Existem diversos tipos de estepe, mas provavelmente é a estepe graminosa a que o Dr. Vahl supõe existir na região baixa da Madeira. Segundo o Dr. Drude, esta estepe é caracterizada por formações sujeitas ao repouso hibernal e em que as plantas secam durante o período dos grandes calores, existindo nela como elementos acessórios grandes vegetais herbaceos, por vezes bastante tomentosos, plantas providas de bolbos ou tubérculos e moitas de espécies pouco sucosas.
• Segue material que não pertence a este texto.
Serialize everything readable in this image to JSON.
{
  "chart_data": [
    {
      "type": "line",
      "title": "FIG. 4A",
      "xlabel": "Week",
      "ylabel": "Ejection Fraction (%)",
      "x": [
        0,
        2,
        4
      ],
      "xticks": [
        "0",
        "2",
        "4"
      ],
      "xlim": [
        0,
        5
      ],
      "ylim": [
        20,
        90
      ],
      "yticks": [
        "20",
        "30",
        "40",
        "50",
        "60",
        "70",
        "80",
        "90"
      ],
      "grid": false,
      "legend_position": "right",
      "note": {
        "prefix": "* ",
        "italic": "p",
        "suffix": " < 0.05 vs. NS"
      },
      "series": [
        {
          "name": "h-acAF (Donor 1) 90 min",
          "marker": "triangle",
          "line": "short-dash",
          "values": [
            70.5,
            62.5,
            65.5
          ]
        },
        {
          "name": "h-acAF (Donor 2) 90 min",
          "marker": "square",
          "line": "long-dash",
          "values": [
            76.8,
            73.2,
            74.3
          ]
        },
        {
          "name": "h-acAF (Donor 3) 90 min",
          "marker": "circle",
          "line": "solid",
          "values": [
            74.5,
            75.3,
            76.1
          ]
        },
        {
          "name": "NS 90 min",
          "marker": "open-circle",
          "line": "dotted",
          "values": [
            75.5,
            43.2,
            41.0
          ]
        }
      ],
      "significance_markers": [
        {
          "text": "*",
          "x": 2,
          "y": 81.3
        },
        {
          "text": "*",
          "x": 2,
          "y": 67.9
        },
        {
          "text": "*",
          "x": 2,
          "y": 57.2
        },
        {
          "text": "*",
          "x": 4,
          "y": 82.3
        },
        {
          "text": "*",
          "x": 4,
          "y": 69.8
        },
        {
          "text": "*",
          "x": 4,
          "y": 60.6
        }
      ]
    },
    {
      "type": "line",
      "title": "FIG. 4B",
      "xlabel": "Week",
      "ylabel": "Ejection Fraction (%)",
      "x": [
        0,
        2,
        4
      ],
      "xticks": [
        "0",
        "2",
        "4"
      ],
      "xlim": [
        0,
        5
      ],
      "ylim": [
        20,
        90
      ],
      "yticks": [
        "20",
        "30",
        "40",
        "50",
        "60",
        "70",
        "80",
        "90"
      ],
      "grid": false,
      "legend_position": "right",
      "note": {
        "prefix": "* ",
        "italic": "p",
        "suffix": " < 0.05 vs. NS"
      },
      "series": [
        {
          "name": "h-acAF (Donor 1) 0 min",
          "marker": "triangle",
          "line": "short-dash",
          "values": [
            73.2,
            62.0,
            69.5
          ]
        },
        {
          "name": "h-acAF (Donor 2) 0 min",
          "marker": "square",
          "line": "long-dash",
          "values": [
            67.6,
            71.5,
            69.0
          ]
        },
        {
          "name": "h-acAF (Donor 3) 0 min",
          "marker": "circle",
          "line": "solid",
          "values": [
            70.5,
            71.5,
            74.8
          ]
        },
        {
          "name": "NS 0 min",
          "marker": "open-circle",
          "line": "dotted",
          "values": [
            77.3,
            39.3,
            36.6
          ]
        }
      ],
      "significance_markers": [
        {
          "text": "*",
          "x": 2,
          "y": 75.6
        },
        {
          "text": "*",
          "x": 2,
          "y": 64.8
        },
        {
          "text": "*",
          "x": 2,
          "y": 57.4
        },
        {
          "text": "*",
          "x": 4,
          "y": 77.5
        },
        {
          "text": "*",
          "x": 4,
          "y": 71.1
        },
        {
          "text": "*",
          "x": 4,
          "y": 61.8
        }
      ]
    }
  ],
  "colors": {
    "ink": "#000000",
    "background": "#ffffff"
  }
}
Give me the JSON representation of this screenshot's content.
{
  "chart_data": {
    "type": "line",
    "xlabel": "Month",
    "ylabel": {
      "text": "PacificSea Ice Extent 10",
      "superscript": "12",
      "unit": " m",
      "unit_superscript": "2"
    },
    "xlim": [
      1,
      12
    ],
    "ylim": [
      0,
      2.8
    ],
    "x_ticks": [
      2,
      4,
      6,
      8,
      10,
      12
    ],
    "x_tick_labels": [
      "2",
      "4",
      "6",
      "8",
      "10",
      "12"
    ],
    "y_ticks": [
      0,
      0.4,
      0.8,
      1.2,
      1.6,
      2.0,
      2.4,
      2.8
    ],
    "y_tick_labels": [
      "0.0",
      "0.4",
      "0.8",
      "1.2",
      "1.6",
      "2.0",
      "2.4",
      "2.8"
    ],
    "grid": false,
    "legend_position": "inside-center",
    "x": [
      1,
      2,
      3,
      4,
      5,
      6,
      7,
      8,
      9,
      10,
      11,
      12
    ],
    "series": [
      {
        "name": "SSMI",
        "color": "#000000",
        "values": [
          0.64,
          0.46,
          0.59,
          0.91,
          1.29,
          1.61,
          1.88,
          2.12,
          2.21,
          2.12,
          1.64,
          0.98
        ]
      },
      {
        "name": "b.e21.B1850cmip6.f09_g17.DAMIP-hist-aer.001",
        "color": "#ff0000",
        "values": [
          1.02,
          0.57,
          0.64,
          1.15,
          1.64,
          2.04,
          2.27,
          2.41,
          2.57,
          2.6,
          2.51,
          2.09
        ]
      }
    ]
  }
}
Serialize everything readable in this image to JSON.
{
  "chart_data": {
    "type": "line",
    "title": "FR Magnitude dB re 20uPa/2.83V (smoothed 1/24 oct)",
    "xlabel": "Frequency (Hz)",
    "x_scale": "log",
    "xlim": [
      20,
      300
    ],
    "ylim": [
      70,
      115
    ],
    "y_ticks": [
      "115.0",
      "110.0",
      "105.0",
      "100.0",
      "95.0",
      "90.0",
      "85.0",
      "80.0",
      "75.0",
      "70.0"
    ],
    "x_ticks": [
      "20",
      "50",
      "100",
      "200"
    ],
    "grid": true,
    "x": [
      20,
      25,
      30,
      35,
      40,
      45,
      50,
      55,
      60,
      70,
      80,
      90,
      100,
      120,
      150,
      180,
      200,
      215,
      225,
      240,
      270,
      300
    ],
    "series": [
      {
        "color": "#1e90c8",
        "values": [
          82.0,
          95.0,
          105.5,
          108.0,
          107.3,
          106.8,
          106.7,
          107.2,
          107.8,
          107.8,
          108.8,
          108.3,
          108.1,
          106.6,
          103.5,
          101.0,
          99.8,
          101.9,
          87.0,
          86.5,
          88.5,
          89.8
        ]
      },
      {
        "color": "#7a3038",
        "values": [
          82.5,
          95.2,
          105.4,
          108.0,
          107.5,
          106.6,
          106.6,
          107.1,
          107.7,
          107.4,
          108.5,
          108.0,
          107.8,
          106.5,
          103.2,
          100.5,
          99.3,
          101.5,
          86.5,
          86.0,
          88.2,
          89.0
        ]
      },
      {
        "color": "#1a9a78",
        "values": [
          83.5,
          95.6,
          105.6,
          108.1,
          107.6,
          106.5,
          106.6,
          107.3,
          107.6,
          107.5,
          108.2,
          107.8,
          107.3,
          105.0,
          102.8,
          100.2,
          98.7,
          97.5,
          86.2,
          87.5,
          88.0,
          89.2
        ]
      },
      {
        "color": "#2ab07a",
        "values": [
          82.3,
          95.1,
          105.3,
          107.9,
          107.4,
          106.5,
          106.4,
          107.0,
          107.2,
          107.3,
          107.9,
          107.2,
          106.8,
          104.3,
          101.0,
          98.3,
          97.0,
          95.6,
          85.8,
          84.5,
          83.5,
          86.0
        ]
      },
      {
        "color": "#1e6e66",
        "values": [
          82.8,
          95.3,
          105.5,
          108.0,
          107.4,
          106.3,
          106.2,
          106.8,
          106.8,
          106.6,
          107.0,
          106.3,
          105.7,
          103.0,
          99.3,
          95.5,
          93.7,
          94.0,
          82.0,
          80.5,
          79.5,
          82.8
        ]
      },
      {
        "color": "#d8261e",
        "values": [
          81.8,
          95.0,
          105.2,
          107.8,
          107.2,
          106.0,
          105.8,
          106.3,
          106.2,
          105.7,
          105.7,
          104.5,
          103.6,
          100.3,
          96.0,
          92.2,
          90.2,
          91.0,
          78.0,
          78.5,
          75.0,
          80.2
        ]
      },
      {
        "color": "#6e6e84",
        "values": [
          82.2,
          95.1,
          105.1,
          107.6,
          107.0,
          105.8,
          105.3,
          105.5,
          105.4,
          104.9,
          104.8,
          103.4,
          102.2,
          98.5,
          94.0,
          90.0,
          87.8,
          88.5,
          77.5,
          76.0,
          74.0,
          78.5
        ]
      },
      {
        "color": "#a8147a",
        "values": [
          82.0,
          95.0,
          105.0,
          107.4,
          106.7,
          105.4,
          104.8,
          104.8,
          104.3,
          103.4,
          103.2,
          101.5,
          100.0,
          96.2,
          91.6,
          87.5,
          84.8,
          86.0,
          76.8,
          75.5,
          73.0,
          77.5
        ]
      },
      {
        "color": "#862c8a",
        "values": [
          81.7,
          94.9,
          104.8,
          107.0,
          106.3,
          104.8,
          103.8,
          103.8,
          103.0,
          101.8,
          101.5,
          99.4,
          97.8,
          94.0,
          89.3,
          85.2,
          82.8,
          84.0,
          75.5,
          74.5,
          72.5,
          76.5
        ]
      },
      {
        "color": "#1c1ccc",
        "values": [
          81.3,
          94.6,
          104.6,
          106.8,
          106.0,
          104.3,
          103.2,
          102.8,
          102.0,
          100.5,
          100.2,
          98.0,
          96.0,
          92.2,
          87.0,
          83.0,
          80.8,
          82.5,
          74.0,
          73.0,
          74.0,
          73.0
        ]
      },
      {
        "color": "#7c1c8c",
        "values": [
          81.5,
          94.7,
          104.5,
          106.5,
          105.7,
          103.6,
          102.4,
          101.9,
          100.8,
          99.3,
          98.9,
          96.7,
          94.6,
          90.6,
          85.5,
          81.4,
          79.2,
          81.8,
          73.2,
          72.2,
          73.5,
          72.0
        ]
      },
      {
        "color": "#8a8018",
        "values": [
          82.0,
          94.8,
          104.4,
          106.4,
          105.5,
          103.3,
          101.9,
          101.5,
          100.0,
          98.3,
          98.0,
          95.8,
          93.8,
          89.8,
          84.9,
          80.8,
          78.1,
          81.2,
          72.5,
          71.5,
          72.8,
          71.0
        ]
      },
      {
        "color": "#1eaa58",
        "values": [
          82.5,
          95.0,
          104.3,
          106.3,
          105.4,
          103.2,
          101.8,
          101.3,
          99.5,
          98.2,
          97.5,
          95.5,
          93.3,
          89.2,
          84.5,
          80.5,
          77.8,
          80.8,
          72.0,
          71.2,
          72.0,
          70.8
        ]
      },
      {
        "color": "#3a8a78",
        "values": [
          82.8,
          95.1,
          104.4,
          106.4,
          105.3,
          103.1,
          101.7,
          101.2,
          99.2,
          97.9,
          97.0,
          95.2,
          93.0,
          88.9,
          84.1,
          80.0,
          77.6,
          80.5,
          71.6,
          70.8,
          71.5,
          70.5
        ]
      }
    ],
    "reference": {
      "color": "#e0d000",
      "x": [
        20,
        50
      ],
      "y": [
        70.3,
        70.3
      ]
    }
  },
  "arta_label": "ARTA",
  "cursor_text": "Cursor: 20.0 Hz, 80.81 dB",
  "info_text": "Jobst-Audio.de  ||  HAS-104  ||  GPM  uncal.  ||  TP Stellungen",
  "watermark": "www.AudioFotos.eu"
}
Na região inferior da Madeira existem algumas gramineas e outras plantas que, já pelo comprimento das suas raizes ou rizomas, já pelo aspecto e conformação dos seus caules e folhas, parecem adaptadas a resistir a um forte grau de secura; mas se se considerar que tais plantas tanto podem existir na estepe como fora dela, e que as formas bolbosas se não encontram na mesma zona, ao passo que as formas sucosas são aí abundantes, impossível será deixar de ver nestes factos uma prova de que as associações de plantas em que predomina o Andropogon pertencem a um domínio diverso daquele em que o Dr. Vahl pretendeu incluí-las. Os primeiros povoadores, derrubando as florestas com o fim de arrotear os terrenos, provocaram talvez alterações sensíveis tanto no clima e solos da região baixa da Madeira, como na distribuição e aspecto da flora, mas o que eles não conseguiram, como vimos, foi anular as influencias provenientes da proximidade do mar e da situação e configuração da ilha. É devido a estas influencias que a estepe não existe na Madeira, embora se não possa negar que o regime pluvial da região inferior da ilha oferece em certos anos analogias notáveis com o dos países dotados duma flora adaptada a resistir a um forte grau de secura.